CPP Celebrates January 7 Anniversary, Criticizes Opposition

Amid a standing ban on public assembly across Phnom Penh, the ruling CPP gathered some 20,000 of its supporters on Tuesday to mark the 35th anniversary of the fall of the Pol Pot regime, with senior party leaders using the occasion to attack the opposition and defend the CPP’s latest contested win at the polls.

Prime Minister Hun Sen and many of the CPP’s top brass presided over the brief festivities on Koh Pich to remember January 7, the day in 1979 that Vietnamese forces toppled the Khmer Rouge. But in his keynote address, National Assembly President Heng Samrin—the CPP’s honorary president—spent much of his 45 minutes attacking the CNRP.

Prime Minister Hun Sen, center, and CPP National Assembly President Heng Samrin release doves at a ceremony Tuesday on Koh Pich in Phnom Penh to mark the 35th anniversary of the fall of the Khmer Rouge on January 7, 1979. (Siv Channa)
Prime Minister Hun Sen, center, and CPP National Assembly President Heng Samrin release doves at a ceremony Tuesday on Koh Pich in Phnom Penh to mark the 35th anniversary of the fall of the Khmer Rouge on January 7, 1979. (Siv Channa)

After a song and dance show for the crowd, many of them students and members of government-aligned youth groups, Mr. Samrin recounted a brief history of the holiday and the country’s progress since.

“In the period over the past 35 years certain political forces and ill-willed circles have made constant attempts to change history from white to black or vice versa to aversely attack the leadership of the Cambodian People’s Party and realize their strategic ambition for power,” he said.

“They continue to consider themselves enemies of the January 7 victory, to make slanderous propaganda, to deceive the public, to disrespect the Constitution and existing laws while colluding to seek all means to deny the achievements scored by the Cambodian People’s Party for the country to cause political and socio-economic instability,” he continued.

The CNRP accuses the CPP of stealing July’s national election and has led several large marches through the city demanding that Mr. Hun Sen step down. The government ordered a ban on public assemblies on Saturday, the same day security forces violently cleared a park where opposition supporters had been peacefully gathering and camping out for several weeks.

Mr. Samrin said the CNRP’s calls for fresh elections and for Mr. Hun Sen to resign violated both the Constitution and the will of most Cambodians.

“No matter how hard they try, these actions will provide them with nothing but people’s frustration, disorder and dishonoring our nation,” he said.

The opposition has called for an end to January 7 as a national holiday and says the day should instead by lamented as the start of 10 years of Vietnamese occupation.

At a press conference at CNRP headquarters Tuesday morning, opposition leader Sam Rainsy accused the authorities of clearing the park of party supporters on Saturday specifically to prevent them from disrupting Tuesday’s January 7 celebrations with more protests.

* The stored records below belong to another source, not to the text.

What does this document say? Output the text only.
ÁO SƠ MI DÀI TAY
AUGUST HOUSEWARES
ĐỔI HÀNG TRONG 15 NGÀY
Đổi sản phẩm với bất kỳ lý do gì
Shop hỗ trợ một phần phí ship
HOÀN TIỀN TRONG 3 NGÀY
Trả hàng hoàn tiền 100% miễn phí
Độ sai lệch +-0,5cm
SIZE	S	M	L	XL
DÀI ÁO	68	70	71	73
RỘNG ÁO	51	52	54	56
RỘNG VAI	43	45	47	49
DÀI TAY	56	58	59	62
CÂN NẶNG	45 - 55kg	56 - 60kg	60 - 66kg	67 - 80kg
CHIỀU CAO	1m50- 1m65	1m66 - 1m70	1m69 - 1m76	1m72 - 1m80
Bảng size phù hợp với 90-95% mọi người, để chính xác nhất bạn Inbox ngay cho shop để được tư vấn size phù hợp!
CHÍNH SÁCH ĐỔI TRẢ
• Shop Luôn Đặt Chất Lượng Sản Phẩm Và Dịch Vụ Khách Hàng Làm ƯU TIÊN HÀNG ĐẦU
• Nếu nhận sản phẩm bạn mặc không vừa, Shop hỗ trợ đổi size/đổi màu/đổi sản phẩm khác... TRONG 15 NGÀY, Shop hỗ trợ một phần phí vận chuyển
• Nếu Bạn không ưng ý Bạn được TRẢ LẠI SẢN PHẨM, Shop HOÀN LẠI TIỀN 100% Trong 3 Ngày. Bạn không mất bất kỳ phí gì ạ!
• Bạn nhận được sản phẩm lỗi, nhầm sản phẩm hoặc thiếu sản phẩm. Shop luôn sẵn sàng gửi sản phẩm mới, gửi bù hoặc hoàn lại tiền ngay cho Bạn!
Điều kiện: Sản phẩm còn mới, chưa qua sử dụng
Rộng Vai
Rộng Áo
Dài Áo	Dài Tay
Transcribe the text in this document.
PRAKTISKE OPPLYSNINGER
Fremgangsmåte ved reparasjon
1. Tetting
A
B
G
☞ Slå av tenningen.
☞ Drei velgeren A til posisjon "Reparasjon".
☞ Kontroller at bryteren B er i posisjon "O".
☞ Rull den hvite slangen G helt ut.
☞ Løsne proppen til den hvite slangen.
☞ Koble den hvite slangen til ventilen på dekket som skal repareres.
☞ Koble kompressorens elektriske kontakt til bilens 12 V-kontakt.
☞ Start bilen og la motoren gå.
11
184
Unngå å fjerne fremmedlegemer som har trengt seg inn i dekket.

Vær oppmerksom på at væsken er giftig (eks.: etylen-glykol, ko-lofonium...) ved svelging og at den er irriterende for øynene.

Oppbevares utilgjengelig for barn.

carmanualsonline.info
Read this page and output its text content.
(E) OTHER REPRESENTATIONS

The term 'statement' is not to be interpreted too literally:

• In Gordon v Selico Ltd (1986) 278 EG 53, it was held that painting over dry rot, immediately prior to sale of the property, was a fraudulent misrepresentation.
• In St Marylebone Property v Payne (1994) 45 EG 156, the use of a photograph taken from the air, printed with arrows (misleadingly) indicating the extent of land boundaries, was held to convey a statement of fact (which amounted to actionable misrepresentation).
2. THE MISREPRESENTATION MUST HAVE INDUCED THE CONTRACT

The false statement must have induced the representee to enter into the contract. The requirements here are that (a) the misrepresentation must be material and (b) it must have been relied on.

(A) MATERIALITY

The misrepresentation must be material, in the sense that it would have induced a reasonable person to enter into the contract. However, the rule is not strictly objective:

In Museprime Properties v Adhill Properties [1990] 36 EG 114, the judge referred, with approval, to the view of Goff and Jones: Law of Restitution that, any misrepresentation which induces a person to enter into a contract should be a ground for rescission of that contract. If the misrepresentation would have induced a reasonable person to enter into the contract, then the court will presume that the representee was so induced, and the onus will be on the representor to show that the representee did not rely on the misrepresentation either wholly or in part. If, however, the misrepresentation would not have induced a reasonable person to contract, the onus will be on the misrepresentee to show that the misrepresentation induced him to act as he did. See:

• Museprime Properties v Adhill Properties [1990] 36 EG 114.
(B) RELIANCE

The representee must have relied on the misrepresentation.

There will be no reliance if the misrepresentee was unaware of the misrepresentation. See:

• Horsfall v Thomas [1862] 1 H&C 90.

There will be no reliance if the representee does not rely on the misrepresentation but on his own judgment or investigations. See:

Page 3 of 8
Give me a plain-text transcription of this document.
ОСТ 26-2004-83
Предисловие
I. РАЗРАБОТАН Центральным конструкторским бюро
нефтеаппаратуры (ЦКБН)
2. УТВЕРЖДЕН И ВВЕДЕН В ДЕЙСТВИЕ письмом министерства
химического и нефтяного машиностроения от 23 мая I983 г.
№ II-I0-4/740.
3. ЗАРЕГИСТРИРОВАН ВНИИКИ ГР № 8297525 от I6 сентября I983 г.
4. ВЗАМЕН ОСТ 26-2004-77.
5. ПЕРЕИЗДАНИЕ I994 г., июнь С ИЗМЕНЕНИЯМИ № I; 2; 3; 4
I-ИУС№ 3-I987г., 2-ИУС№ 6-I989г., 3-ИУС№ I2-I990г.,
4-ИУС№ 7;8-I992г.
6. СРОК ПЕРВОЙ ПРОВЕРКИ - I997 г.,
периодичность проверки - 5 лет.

“If we were to demonstrate, there would be even more people than before and this would be shameful for the CPP,” he said.

Mr. Rainsy also accused the CPP of paying the large crowd to come to Koh Pich Tuesday morning.

“It is not like us when we march for hours and cheer, ‘Hun Sen step down! Hun Sen step down! Hun Sen step down!’ and the people volunteered to come,” he said.

CPP lawmaker and party spokesman Cheam Yeap, who attended the January 7 event, denied that attendees were paid.